Ci sono infatti alcuni venti contrari che riteniamo debbano affrontare le azioni nel secondo semestre dell’anno e che sono fortemente differenzianti rispetto agli anni in cui altri anni. Tra questi, la fine del sostegno del governo nell’era della pandemia, il calo dell’inflazione che potrebbe portare ad una minore crescita dei ricavi per le aziende deprimendo per questa via i prezzi, ma soprattutto una perdita di liquidità derivante dall’accordo sul tetto del debito.

Ma perché l’accordo sul debito, che sembra un qualcosa di positivo, potrebbe in realtà non esserlo del tutto per le azioni? La nuova legge aumenta il limite alla quantità di denaro che gli Stati Uniti possono prendere in prestito per far fronte ai propri obblighi finanziari. Pensiamo ai pagamenti della previdenza sociale, agli stipendi dei militari, ai pagamenti di obbligazioni e altro ancora. Il governo ottiene i soldi di cui ha bisogno per quei pagamenti emettendo obbligazioni.

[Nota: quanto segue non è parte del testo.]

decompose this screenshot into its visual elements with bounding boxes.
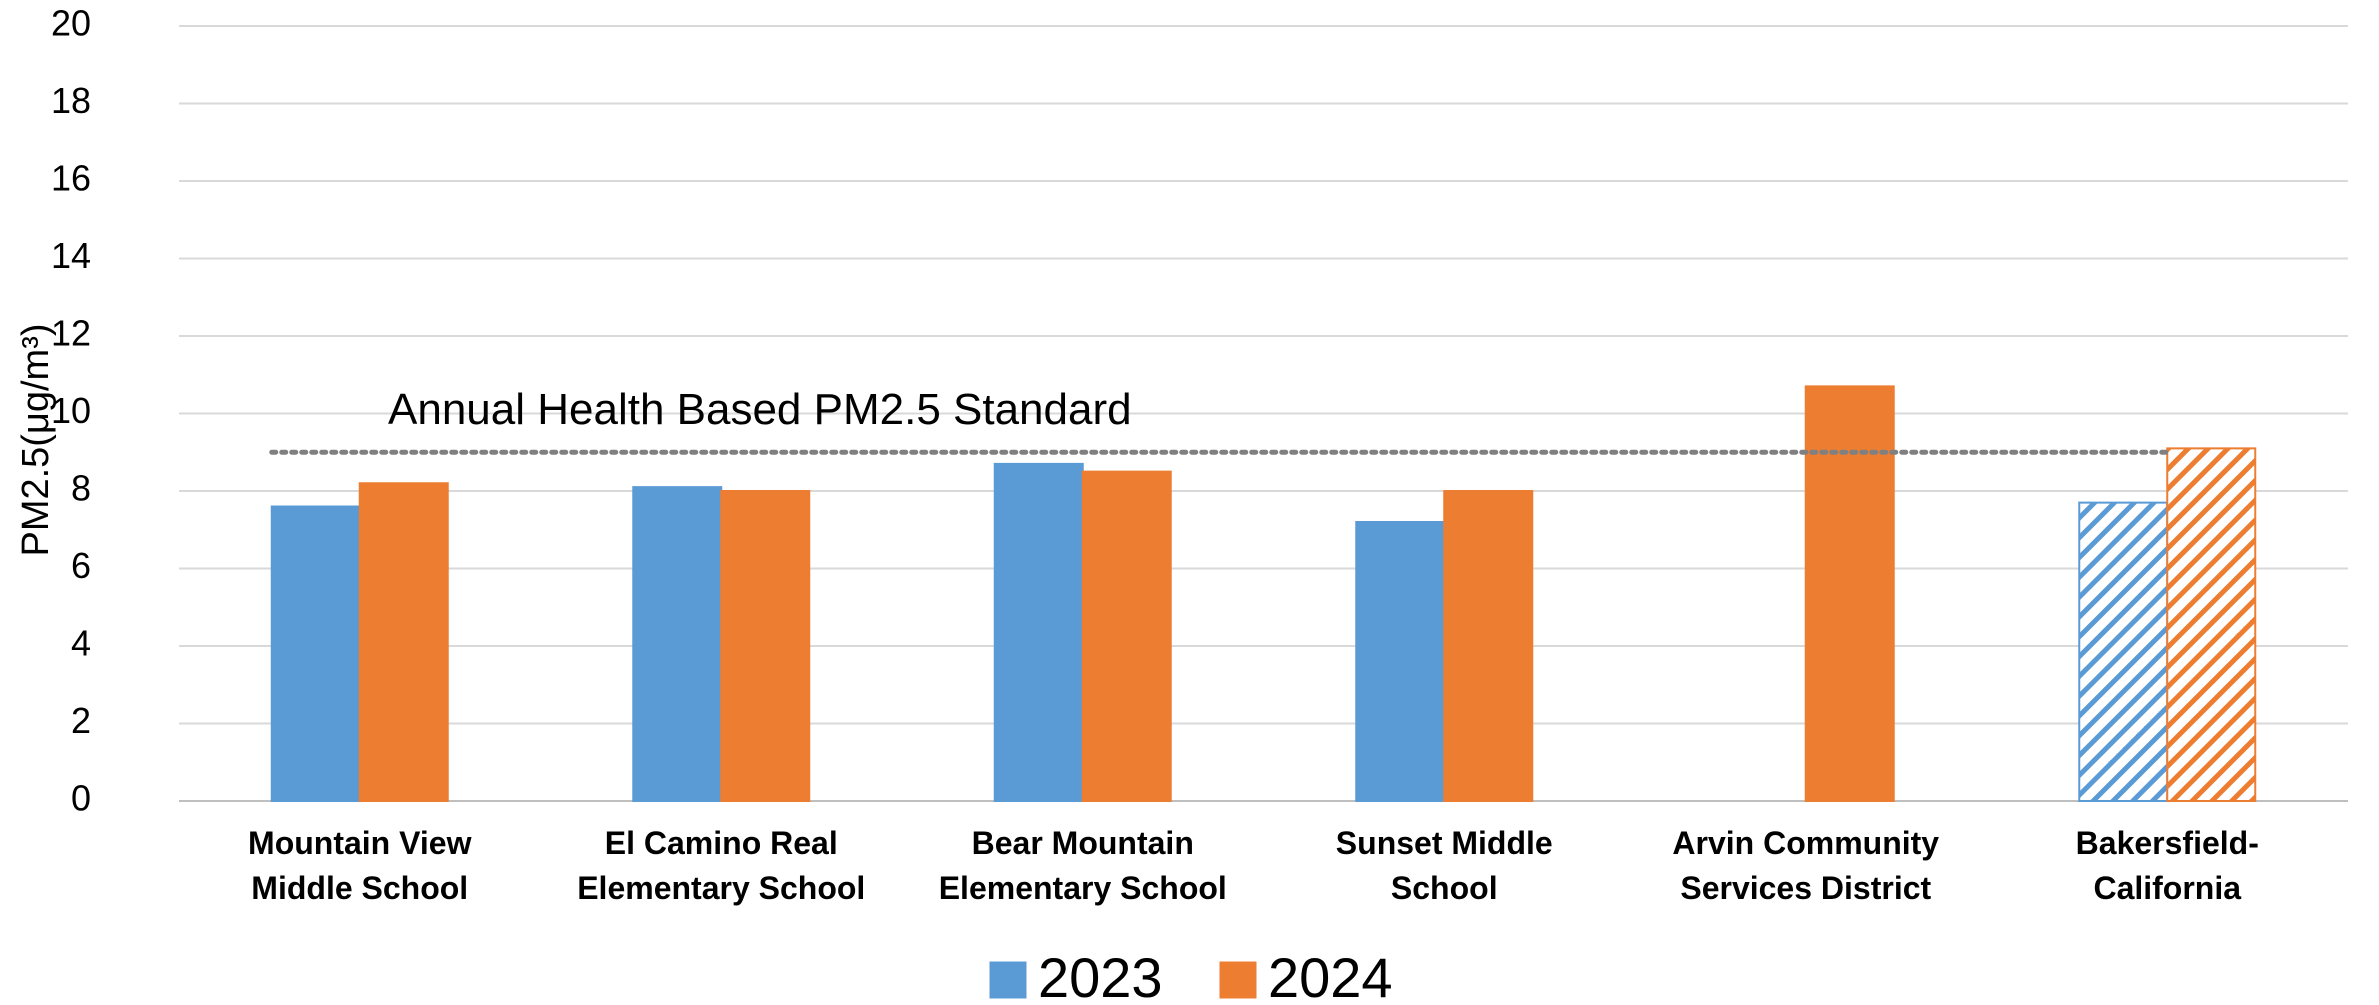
y-tick-label: 20: [51, 3, 91, 44]
legend-label: 2023: [1038, 946, 1163, 1005]
x-tick-label: Bakersfield-California: [2075, 825, 2259, 906]
bar: [632, 486, 723, 802]
x-tick-label: Bear Mountain Elementary School: [938, 825, 1227, 906]
y-tick-label: 18: [51, 80, 91, 121]
annotation: Annual Health Based PM2.5 Standard: [388, 385, 1132, 434]
x-tick-label: El Camino Real Elementary School: [577, 825, 866, 906]
y-tick-label: 2: [71, 700, 91, 741]
x-tick-label: Mountain View Middle School: [248, 825, 472, 906]
bar: [2166, 447, 2257, 802]
bar: [993, 462, 1084, 802]
legend-swatch: [1219, 961, 1257, 999]
bar: [1443, 490, 1534, 802]
bar: [1355, 521, 1446, 802]
y-tick-label: 12: [51, 313, 91, 354]
y-axis-label: PM2.5(μg/m³): [15, 323, 57, 556]
bar: [1081, 470, 1172, 802]
y-tick-label: 6: [71, 545, 91, 586]
bar: [270, 505, 361, 802]
y-tick-label: 8: [71, 468, 91, 509]
legend-label: 2024: [1268, 946, 1393, 1005]
y-tick-label: 16: [51, 158, 91, 199]
x-tick-label: Sunset Middle School: [1335, 825, 1553, 906]
legend-swatch: [989, 961, 1027, 999]
y-tick-label: 14: [51, 235, 91, 276]
y-tick-label: 4: [71, 623, 91, 664]
bar: [2078, 501, 2169, 802]
bar: [720, 490, 811, 802]
bar: [358, 482, 449, 802]
y-tick-label: 0: [71, 778, 91, 819]
x-tick-label: Arvin Community Services District: [1672, 825, 1940, 906]
y-tick-label: 10: [51, 390, 91, 431]
bar: [1804, 385, 1895, 802]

Ora che il tetto al prestito è stato alzato, il Dipartimento del Tesoro può emettere nuovo debito (secondo Morgan Stanley arriveranno sul mercato ulteriori 1,2 trilioni di dollari di buoni del tesoro entro la fine dell’anno).

Non siamo del tutto sicuri che in questo momento ci possa essere la domanda per tutto questo nuovo debito. Dato che gli Stati Uniti hanno evitato solo di poco un default del debito e hanno scosso gli investitori, questi potrebbero non essere così desiderosi di acquistare nuovo debito.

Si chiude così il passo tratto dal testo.